Understanding Angular Momentum

Angular momentum is a fundamental concept in physics, especially in the study of rotational motion. It is defined as the product of moment of inertia and angular velocity of a rotating object. Mathematically, angular momentum (\(L\)) can be expressed as:

L = I * ω

where \(I\) is the moment of inertia and \(ω\) is the angular velocity.

Finding the Moment of Inertia

To calculate angular momentum, we first need to determine the moment of inertia of the rotating object. The moment of inertia (\(I\)) depends on the mass distribution and the shape of the object. For simple geometric shapes such as rods, discs, and spheres, there are specific formulas to calculate \(I\).

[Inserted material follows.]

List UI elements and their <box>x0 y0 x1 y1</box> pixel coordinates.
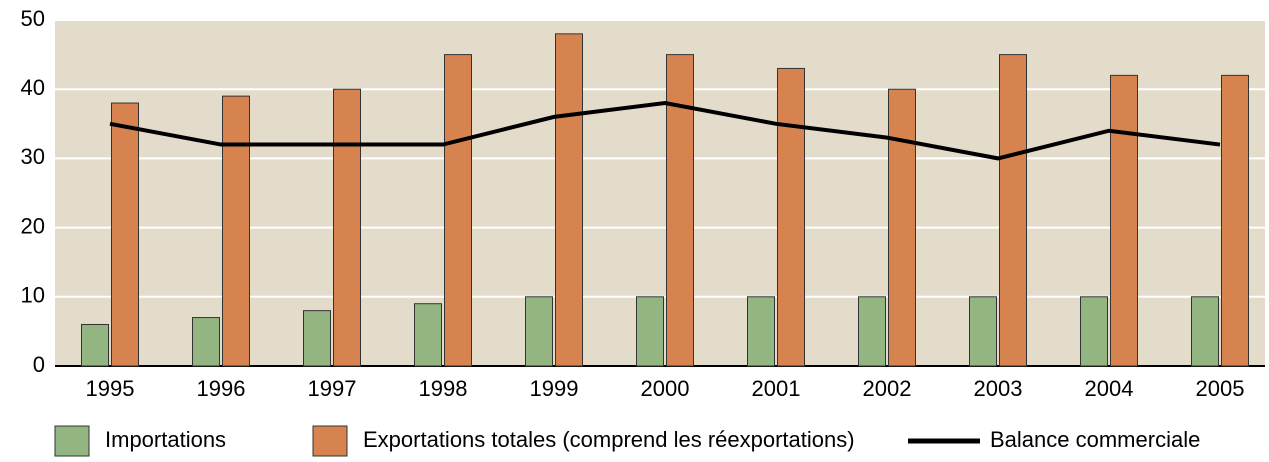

Calculating Angular Velocity

Once we have determined the moment of inertia, the next step is to find the angular velocity (\(ω\)) of the rotating object. Angular velocity is the rate of change of angular displacement with respect to time. It is measured in radians per second (\(rad/s\)).

Putting It All Together

With the moment of inertia and angular velocity in hand, we can now calculate the angular momentum using the formula \(L = I * ω\). This provides us with a quantitative measure of the rotational motion of the object.

Personal Insights

I find the concept of angular momentum to be truly captivating. It represents the rotational “motion in action” and offers a profound understanding of how objects move and interact in the physical world. The ability to calculate and comprehend angular momentum enhances our comprehension of various natural phenomena, from spinning tops to planetary motion.


In conclusion, the calculation of angular momentum involves understanding the moment of inertia, angular velocity, and their interplay in rotational motion. By applying the formula \(L = I * ω\), we can quantify the rotational dynamics of a system. Through this article, I hope I’ve been able to shed light on this intriguing aspect of physics and inspire others to explore the wonders of angular momentum.